August 22nd, 2006 - Fred StutzmanFun little stats report from the new ClaimID link status checker!
- We checked 3% of all links in the ClaimID DB
- Of those links, 34 were found to be offline/erroring/etc. That’s 4.5% of the checked set.
- Of those 34, 11 were found to be false-positive after the fact, lowering the percentage of offline links to 3% of the checked set. The margin of error on the entire set (all claimID links) was +/- 3.5, so we’ll have to get a bigger sample to further generalize.
- Of the false positives, the majority were from two sites (Amazon and IMDB) that simply don’t like the way our status checking monkey operates.

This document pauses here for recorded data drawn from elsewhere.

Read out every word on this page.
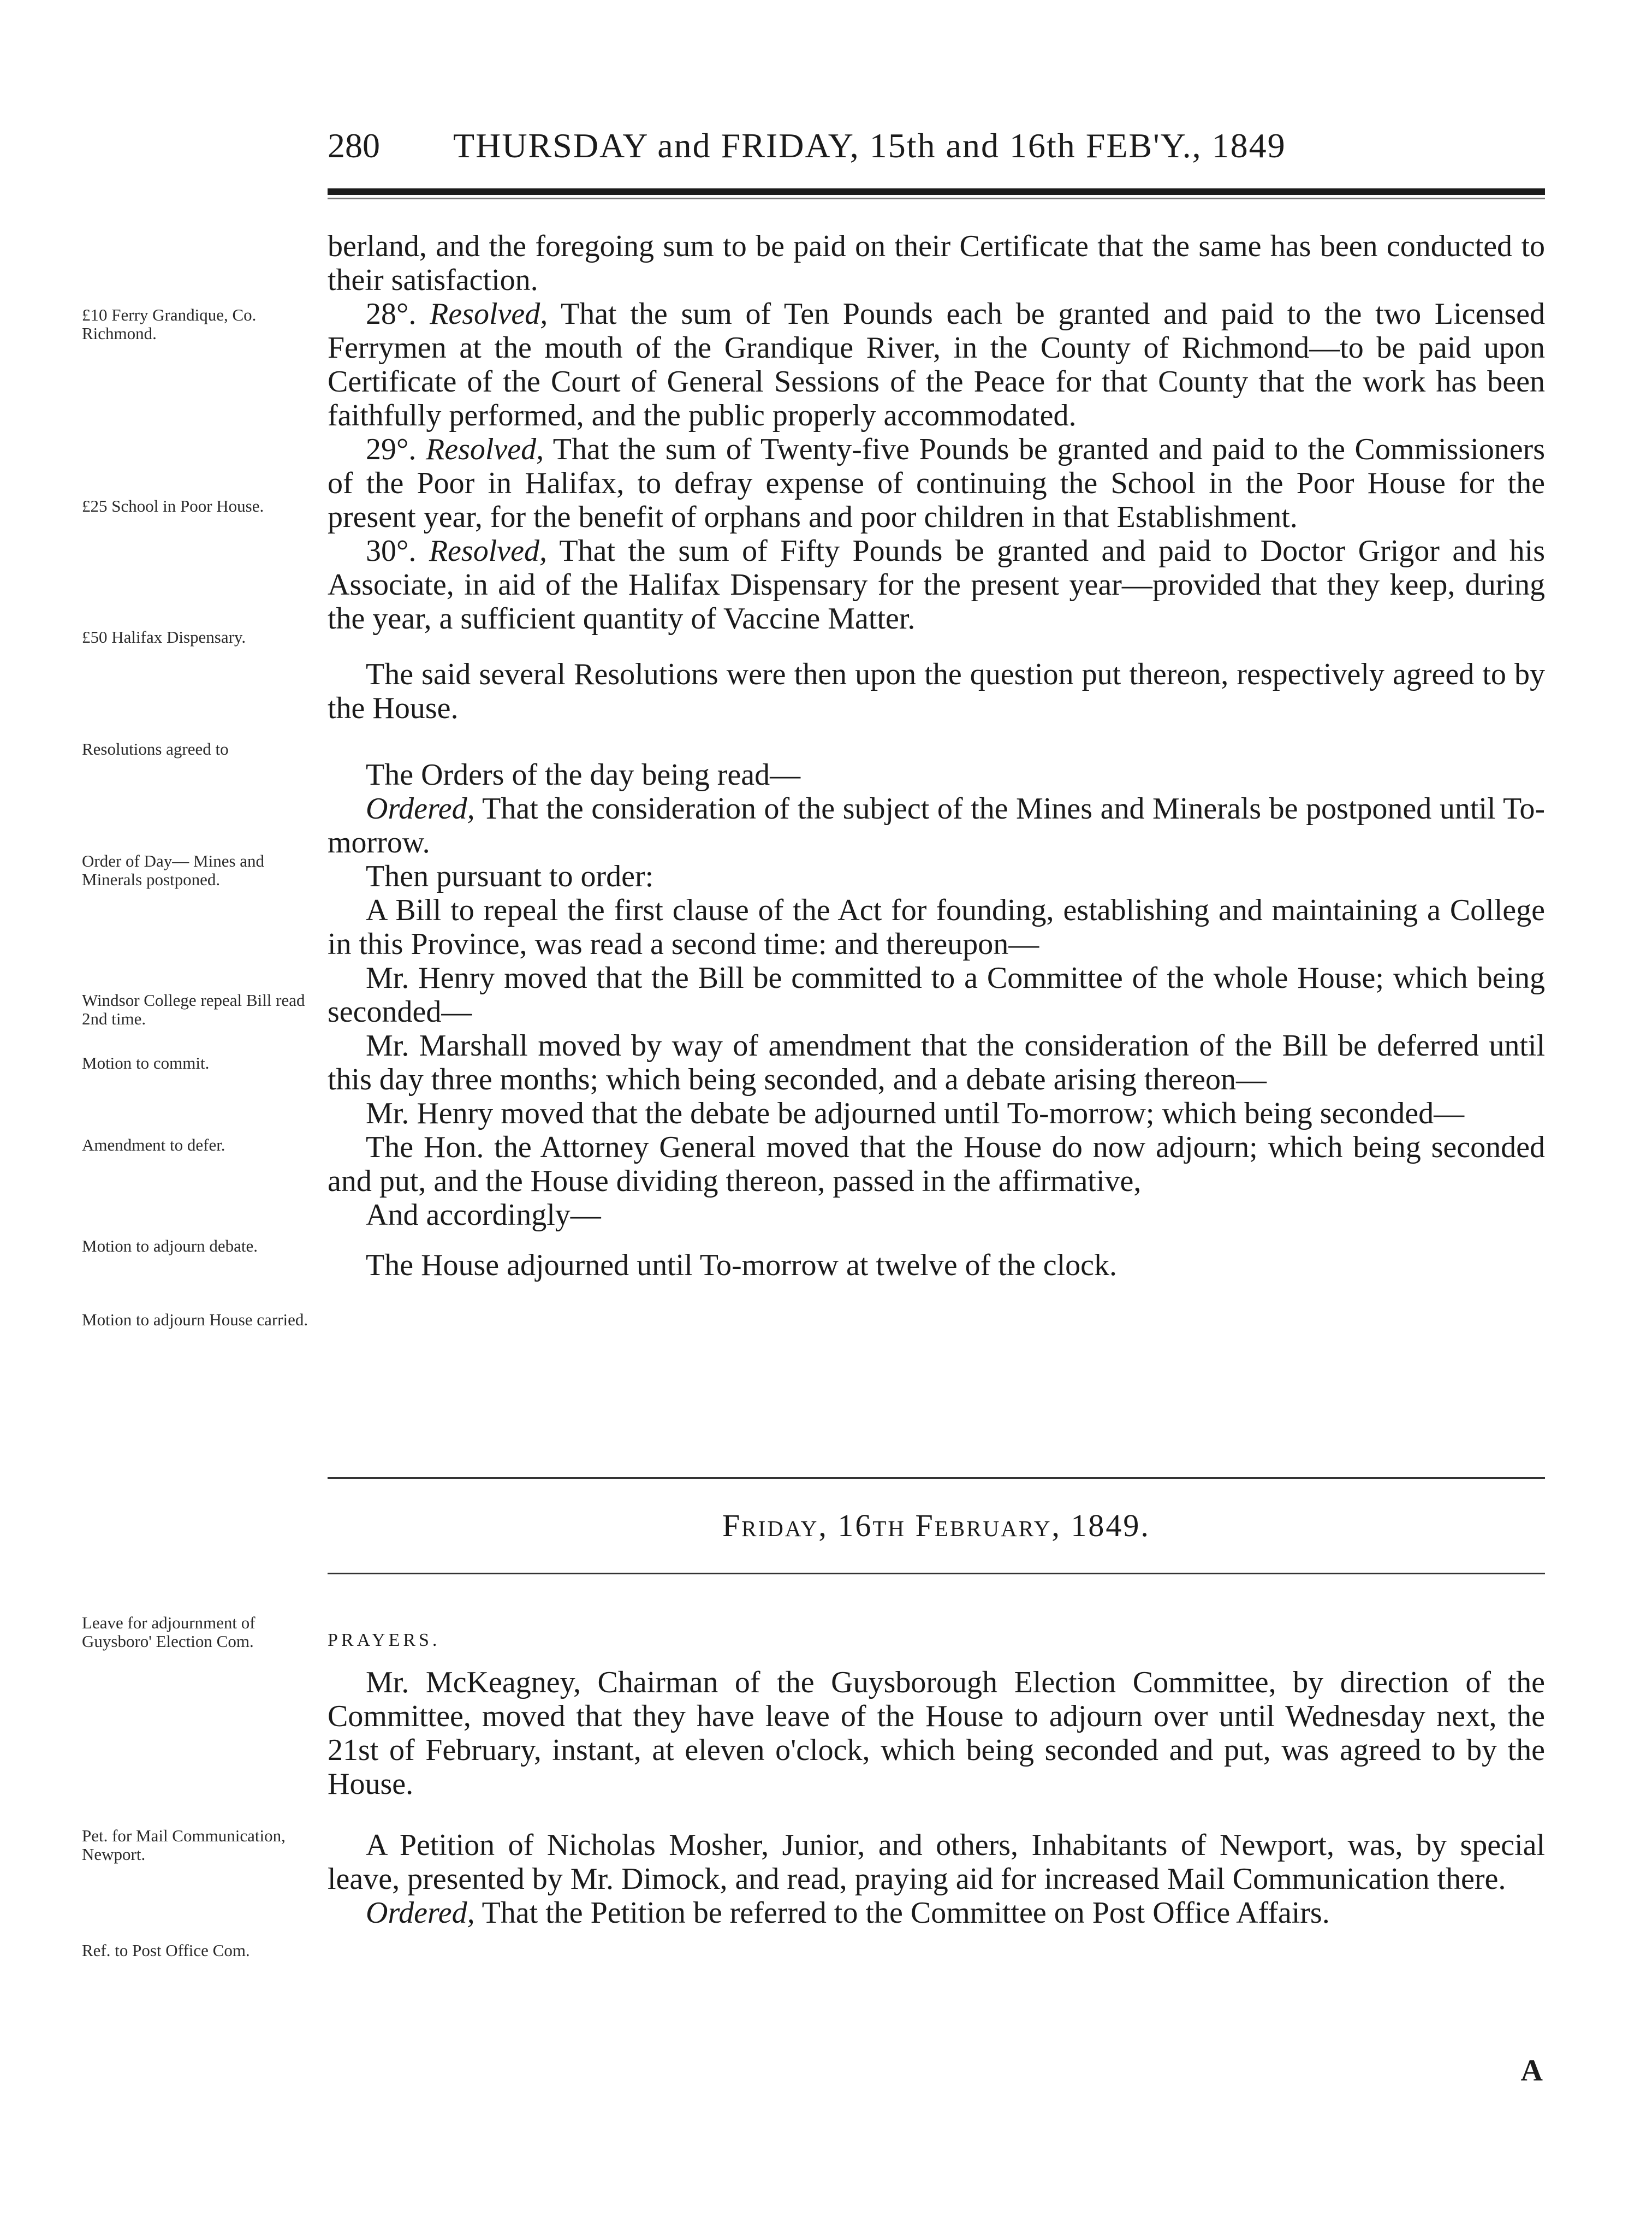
280 THURSDAY and FRIDAY, 15th and 16th FEB'Y., 1849
£10 Ferry Grandique, Co. Richmond.
£25 School in Poor House.
£50 Halifax Dispensary.
Resolutions agreed to
Order of Day— Mines and Minerals postponed.
Windsor College repeal Bill read 2nd time.
Motion to commit.
Amendment to defer.
Motion to adjourn debate.
Motion to adjourn House carried.
Leave for adjournment of Guysboro' Election Com.
Pet. for Mail Communication, Newport.
Ref. to Post Office Com.
berland, and the foregoing sum to be paid on their Certificate that the same has been conducted to their satisfaction.
28°. Resolved, That the sum of Ten Pounds each be granted and paid to the two Licensed Ferrymen at the mouth of the Grandique River, in the County of Richmond—to be paid upon Certificate of the Court of General Sessions of the Peace for that County that the work has been faithfully performed, and the public properly accommodated.
29°. Resolved, That the sum of Twenty-five Pounds be granted and paid to the Commissioners of the Poor in Halifax, to defray expense of continuing the School in the Poor House for the present year, for the benefit of orphans and poor children in that Establishment.
30°. Resolved, That the sum of Fifty Pounds be granted and paid to Doctor Grigor and his Associate, in aid of the Halifax Dispensary for the present year—provided that they keep, during the year, a sufficient quantity of Vaccine Matter.
The said several Resolutions were then upon the question put thereon, respectively agreed to by the House.
The Orders of the day being read—
Ordered, That the consideration of the subject of the Mines and Minerals be postponed until To-morrow.
Then pursuant to order:
A Bill to repeal the first clause of the Act for founding, establishing and maintaining a College in this Province, was read a second time: and thereupon—
Mr. Henry moved that the Bill be committed to a Committee of the whole House; which being seconded—
Mr. Marshall moved by way of amendment that the consideration of the Bill be deferred until this day three months; which being seconded, and a debate arising thereon—
Mr. Henry moved that the debate be adjourned until To-morrow; which being seconded—
The Hon. the Attorney General moved that the House do now adjourn; which being seconded and put, and the House dividing thereon, passed in the affirmative,
And accordingly—
The House adjourned until To-morrow at twelve of the clock.
Friday, 16th February, 1849.
PRAYERS.
Mr. McKeagney, Chairman of the Guysborough Election Committee, by direction of the Committee, moved that they have leave of the House to adjourn over until Wednesday next, the 21st of February, instant, at eleven o'clock, which being seconded and put, was agreed to by the House.
A Petition of Nicholas Mosher, Junior, and others, Inhabitants of Newport, was, by special leave, presented by Mr. Dimock, and read, praying aid for increased Mail Communication there.
Ordered, That the Petition be referred to the Committee on Post Office Affairs.
A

Honestly, I’m pretty pleased with these results. The status checker was tested on a fairly robust training set, but I was still worried about what was going to happen when we rolled live. We made a bunch of behind-the-scenes tweaks as over the past few days, and to have an overall false-positive rate of 1.5 really isn’t that bad. If we factor in the two sites that don’t like us (we can account for them in code), our false positive rate is way under 1 percent. Not bad at all.
Anyway, we’re going to be working to make this functionality continuously smarter over the next few days and weeks. We’re also going to roll in some new feature requests and tweaks that have come from our user feedback lists, and one especially awesome request from Lyceum Architect John Joseph Bachir.